In the Middle East: after the revolution, is the new boss the same as the old boss?

Lara Logan "moments before she was assaulted in Tahrir Square."

In considering what the ongoing upheaval in the Middle East might mean for women’s rights, Huffington Post blogger,  Dr. Peggy  Drexler, asks: “Is the new boss the same as the old boss?”

Just a little reminder: it was in Egypt’s Tahrir Square that CBS reporter Lara Logan was sexually assaulted by male rebels exulting in their new found freedom.

Drexler continues:

As protest rolls through the public squares of the Middle East one of more unusual sights is women standing shoulder to shoulder with men, risking their freedom and their lives.

They were there from Tunisia to Egypt to Iran to Libya. Said Egyptian author and activist Nawal El Saadaw of her days making history in Tahrir Square: "I felt for the first time that women were equal to men."

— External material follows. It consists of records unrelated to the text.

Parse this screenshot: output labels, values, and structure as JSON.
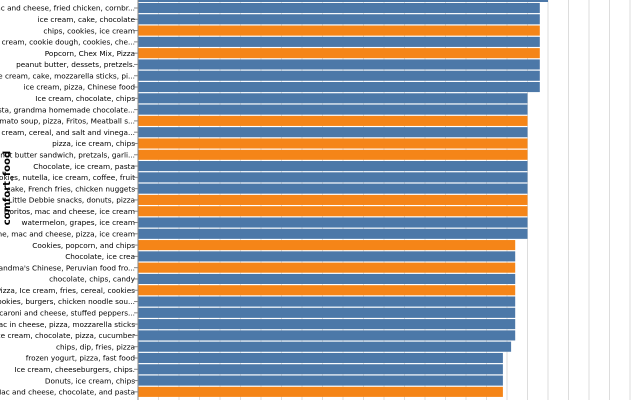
{
  "chart_data": {
    "type": "bar",
    "orientation": "horizontal",
    "ylabel": "comfort_food",
    "xlabel": "",
    "grid": true,
    "colors": {
      "blue": "#4c78a8",
      "orange": "#f58518",
      "grid": "#dddddd",
      "axis": "#888888"
    },
    "xlim": [
      0,
      1.2
    ],
    "top_bar_value": 1.0,
    "categories": [
      "Mac and cheese, fried chicken, cornbr...",
      "ice cream, cake, chocolate",
      "chips, cookies, ice cream",
      "ice cream, cookie dough, cookies, che...",
      "Popcorn, Chex Mix, Pizza",
      "peanut butter, dessets, pretzels.",
      "Ice cream, cake, mozzarella sticks, pi...",
      "ice cream, pizza, Chinese food",
      "Ice cream, chocolate, chips",
      "Pasta, grandma homemade chocolate...",
      "Tomato soup, pizza, Fritos, Meatball s...",
      "ice cream, cereal, and salt and vinega...",
      "pizza, ice cream, chips",
      "peanut butter sandwich, pretzals, garli...",
      "Chocolate, ice cream, pasta",
      "cookies, nutella, ice cream, coffee, fruit",
      "cake, French fries, chicken nuggets",
      "Little Debbie snacks, donuts, pizza",
      "Doritos, mac and cheese, ice cream",
      "watermelon, grapes, ice cream",
      "wine, mac and cheese, pizza, ice cream",
      "Cookies, popcorn, and chips",
      "Chocolate, ice crea",
      "Grandma's Chinese, Peruvian food fro...",
      "chocolate, chips, candy",
      "Pizza, Ice cream, fries, cereal, cookies",
      "Cookies, burgers, chicken noodle sou...",
      "macaroni and cheese, stuffed peppers...",
      "Mac in cheese, pizza, mozzarella sticks",
      "Ice cream, chocolate, pizza, cucumber",
      "chips, dip, fries, pizza",
      "frozen yogurt, pizza, fast food",
      "Ice cream, cheeseburgers, chips.",
      "Donuts, ice cream, chips",
      "Mac and cheese, chocolate, and pasta"
    ],
    "values": [
      0.98,
      0.98,
      0.98,
      0.98,
      0.98,
      0.98,
      0.98,
      0.98,
      0.95,
      0.95,
      0.95,
      0.95,
      0.95,
      0.95,
      0.95,
      0.95,
      0.95,
      0.95,
      0.95,
      0.95,
      0.95,
      0.92,
      0.92,
      0.92,
      0.92,
      0.92,
      0.92,
      0.92,
      0.92,
      0.92,
      0.91,
      0.89,
      0.89,
      0.89,
      0.89
    ],
    "bar_colors": [
      "blue",
      "blue",
      "orange",
      "blue",
      "orange",
      "blue",
      "blue",
      "blue",
      "blue",
      "blue",
      "orange",
      "blue",
      "orange",
      "orange",
      "blue",
      "blue",
      "blue",
      "orange",
      "orange",
      "blue",
      "blue",
      "orange",
      "blue",
      "orange",
      "blue",
      "orange",
      "blue",
      "blue",
      "blue",
      "blue",
      "blue",
      "blue",
      "blue",
      "blue",
      "orange"
    ]
  }
}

Somewhere between hope and belief, this season of freedom could also be a new day for the Middle East's women. There are good arguments that the revolutions would have never happened without women -- they were the slogan makers, the march organizers, the activists.

Revolutions, however, are unpredictable by nature -- especially when they collide with centuries of misogyny in a country that ranks 125th in the World Economic Forum's global gender gap rankings, where large majorities of women report being harassed and molested, where genital mutilation is still common, and where not one woman was named to the committee that is reforming the constitution. 

Will the women who risked all to bring down a government find that all they got for their bravery and sacrifice was a shuffling of oppressors? 

The early signs are not encouraging.